In an article with The Guardian, Ofsted Chief Inspector Amanda Spielman has criticised schools for expelling pupils deemed as below the national attainment average, particularly before important exams such as GCSEs.
Her comments come after a recent report found that a large number of pupils with special educational needs are being expelled before they sit their exams at the end of year 11 in a bid to boost overall results for the secondary schools in question.
She stated: “Dealing with students of different needs isn’t always easy but in the end the job of educators is to do what’s right by children…off rolling is an example of where schools have lost sight of the purpose of education. Prioritising accountability and gaming over giving the children the support that they deserve.”

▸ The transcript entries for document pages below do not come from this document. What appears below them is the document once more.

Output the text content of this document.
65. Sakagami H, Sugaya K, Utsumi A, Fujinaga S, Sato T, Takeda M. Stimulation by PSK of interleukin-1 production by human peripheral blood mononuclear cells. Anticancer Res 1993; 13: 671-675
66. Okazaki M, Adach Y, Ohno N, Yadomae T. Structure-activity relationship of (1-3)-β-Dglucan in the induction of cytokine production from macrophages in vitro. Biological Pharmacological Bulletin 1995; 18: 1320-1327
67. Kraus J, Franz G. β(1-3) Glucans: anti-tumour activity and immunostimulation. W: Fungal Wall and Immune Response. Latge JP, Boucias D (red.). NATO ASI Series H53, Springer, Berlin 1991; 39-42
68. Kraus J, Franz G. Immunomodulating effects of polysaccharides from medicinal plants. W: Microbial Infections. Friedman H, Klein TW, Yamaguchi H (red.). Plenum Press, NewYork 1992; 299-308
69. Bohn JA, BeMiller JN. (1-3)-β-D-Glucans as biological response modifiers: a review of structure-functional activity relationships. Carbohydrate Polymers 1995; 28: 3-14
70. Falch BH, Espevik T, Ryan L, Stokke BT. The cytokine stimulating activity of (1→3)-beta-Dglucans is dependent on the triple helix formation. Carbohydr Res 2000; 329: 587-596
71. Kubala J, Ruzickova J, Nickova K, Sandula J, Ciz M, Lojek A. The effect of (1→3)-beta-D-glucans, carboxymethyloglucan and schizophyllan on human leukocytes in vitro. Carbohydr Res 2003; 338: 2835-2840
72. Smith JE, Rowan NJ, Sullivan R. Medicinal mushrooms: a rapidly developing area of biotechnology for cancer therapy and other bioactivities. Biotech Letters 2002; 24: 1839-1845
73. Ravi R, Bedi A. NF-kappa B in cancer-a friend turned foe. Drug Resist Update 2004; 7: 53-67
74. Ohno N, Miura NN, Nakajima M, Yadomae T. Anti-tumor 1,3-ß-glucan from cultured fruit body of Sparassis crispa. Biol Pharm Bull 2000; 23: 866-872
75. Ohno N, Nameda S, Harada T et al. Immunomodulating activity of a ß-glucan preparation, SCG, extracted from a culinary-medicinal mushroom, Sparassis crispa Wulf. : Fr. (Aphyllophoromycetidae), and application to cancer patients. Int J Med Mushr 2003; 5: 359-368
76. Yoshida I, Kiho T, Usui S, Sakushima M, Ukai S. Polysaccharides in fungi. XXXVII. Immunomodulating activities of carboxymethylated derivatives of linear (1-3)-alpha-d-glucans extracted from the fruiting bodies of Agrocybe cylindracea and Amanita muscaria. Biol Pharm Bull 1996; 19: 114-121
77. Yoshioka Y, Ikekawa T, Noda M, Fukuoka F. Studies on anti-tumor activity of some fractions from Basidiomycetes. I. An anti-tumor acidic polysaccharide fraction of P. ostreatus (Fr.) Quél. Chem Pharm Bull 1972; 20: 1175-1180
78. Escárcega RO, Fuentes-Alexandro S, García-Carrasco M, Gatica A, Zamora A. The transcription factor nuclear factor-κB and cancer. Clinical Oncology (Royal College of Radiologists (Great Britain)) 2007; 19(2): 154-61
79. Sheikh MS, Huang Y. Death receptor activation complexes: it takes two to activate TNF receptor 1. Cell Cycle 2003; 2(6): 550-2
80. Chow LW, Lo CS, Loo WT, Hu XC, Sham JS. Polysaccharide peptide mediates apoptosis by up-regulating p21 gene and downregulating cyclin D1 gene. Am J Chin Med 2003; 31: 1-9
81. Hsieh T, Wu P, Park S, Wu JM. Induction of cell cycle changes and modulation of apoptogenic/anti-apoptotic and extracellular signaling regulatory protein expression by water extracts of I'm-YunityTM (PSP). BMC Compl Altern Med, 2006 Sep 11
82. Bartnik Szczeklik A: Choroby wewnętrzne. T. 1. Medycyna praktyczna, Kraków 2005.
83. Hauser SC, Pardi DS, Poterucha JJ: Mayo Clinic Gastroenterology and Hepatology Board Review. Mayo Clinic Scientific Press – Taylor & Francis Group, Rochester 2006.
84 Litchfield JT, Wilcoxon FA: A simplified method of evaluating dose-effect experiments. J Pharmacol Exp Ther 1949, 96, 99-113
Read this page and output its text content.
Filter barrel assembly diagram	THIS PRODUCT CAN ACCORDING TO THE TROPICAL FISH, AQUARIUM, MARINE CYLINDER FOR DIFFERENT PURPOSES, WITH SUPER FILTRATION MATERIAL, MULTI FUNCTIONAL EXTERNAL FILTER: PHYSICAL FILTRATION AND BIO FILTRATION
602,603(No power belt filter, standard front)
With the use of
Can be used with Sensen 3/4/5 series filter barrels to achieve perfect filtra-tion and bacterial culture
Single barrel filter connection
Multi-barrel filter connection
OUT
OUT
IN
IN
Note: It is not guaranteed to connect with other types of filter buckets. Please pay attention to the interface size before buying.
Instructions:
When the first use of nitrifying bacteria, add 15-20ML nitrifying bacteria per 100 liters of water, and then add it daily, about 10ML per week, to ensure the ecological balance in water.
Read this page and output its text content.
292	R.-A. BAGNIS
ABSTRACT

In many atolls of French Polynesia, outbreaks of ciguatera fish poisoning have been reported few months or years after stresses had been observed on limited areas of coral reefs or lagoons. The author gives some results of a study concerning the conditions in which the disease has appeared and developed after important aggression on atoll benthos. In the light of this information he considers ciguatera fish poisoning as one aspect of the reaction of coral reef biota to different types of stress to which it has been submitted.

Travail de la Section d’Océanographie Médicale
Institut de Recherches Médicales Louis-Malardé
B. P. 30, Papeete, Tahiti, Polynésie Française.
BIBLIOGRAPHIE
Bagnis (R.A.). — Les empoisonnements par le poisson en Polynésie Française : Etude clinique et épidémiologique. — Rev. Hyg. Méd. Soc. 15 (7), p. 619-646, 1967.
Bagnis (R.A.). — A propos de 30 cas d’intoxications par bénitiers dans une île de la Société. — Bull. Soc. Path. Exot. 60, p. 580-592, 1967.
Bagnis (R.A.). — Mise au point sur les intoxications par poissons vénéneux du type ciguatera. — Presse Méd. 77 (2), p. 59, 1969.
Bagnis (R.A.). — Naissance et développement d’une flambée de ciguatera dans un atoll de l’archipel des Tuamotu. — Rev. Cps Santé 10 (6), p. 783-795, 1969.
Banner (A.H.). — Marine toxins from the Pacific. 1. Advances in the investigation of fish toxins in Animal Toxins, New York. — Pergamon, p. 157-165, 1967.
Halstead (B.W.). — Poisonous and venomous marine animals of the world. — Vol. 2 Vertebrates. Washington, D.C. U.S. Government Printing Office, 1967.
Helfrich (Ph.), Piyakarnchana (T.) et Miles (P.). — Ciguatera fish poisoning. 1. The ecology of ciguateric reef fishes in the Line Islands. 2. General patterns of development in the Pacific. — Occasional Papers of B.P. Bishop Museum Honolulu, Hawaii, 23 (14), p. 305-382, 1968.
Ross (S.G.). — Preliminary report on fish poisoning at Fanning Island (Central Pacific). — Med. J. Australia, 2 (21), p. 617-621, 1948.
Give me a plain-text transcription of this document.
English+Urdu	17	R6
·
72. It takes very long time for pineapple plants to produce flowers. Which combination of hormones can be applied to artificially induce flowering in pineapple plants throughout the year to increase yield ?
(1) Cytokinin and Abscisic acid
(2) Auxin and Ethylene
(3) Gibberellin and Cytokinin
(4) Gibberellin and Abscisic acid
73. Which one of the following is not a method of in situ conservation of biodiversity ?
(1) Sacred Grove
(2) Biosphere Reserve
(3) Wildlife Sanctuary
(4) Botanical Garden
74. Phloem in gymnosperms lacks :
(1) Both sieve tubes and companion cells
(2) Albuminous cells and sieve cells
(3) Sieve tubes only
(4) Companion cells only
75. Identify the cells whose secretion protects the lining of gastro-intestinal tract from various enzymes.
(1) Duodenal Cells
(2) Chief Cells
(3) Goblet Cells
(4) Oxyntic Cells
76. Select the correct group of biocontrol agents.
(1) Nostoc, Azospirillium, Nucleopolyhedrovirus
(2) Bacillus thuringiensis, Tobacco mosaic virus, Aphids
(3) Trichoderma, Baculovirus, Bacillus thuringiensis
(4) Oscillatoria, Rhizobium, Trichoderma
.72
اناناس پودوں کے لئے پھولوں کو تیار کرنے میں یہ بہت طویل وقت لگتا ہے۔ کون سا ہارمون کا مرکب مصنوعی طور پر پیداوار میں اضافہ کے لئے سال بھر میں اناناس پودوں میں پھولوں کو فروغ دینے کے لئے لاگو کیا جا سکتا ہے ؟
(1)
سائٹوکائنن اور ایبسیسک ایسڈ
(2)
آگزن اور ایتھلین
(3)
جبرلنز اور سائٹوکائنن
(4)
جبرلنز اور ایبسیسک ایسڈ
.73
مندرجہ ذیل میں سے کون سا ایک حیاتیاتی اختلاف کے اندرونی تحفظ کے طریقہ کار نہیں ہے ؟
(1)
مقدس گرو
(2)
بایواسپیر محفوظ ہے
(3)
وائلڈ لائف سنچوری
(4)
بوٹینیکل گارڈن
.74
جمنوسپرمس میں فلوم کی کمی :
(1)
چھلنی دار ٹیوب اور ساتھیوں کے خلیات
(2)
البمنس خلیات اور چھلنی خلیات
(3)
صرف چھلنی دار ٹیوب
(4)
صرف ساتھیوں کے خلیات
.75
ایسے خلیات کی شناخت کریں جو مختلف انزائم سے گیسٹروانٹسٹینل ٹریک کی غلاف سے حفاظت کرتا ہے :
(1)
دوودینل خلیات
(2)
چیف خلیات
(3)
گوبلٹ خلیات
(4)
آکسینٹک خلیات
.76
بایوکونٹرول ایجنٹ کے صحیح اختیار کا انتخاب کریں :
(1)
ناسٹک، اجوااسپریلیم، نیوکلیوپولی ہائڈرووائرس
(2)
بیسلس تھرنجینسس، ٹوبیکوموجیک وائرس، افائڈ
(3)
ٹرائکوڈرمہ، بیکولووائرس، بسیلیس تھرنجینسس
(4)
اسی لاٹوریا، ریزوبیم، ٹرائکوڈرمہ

Yet these recent comments could lead to a backlash from school staff. With a lack of funds and growing pressure on schools to achieve above the national average for their data, some schools are clearly feeling the pinch and struggling to maintain their stability within the setting.
Further data is set to be released on Wednesday but if these comments are accurate then clearly changes need to be made. What the Ofsted Chief Inspector has failed to outline in this recent study is how schools can support those pupils deemed to be below the national attainment average.
Focussed interventions with clear outcomes are pivotal but the right funding streams must be available to ensure such practices can be maintained. It is also critical that children are supported in the early stages of their development so positive interventions in primary schools are crucial to ensuring everyone is given the best opportunity to succeed in our school settings.
Ofsted must consider providing solutions rather than just pointing the finger at problems within school settings.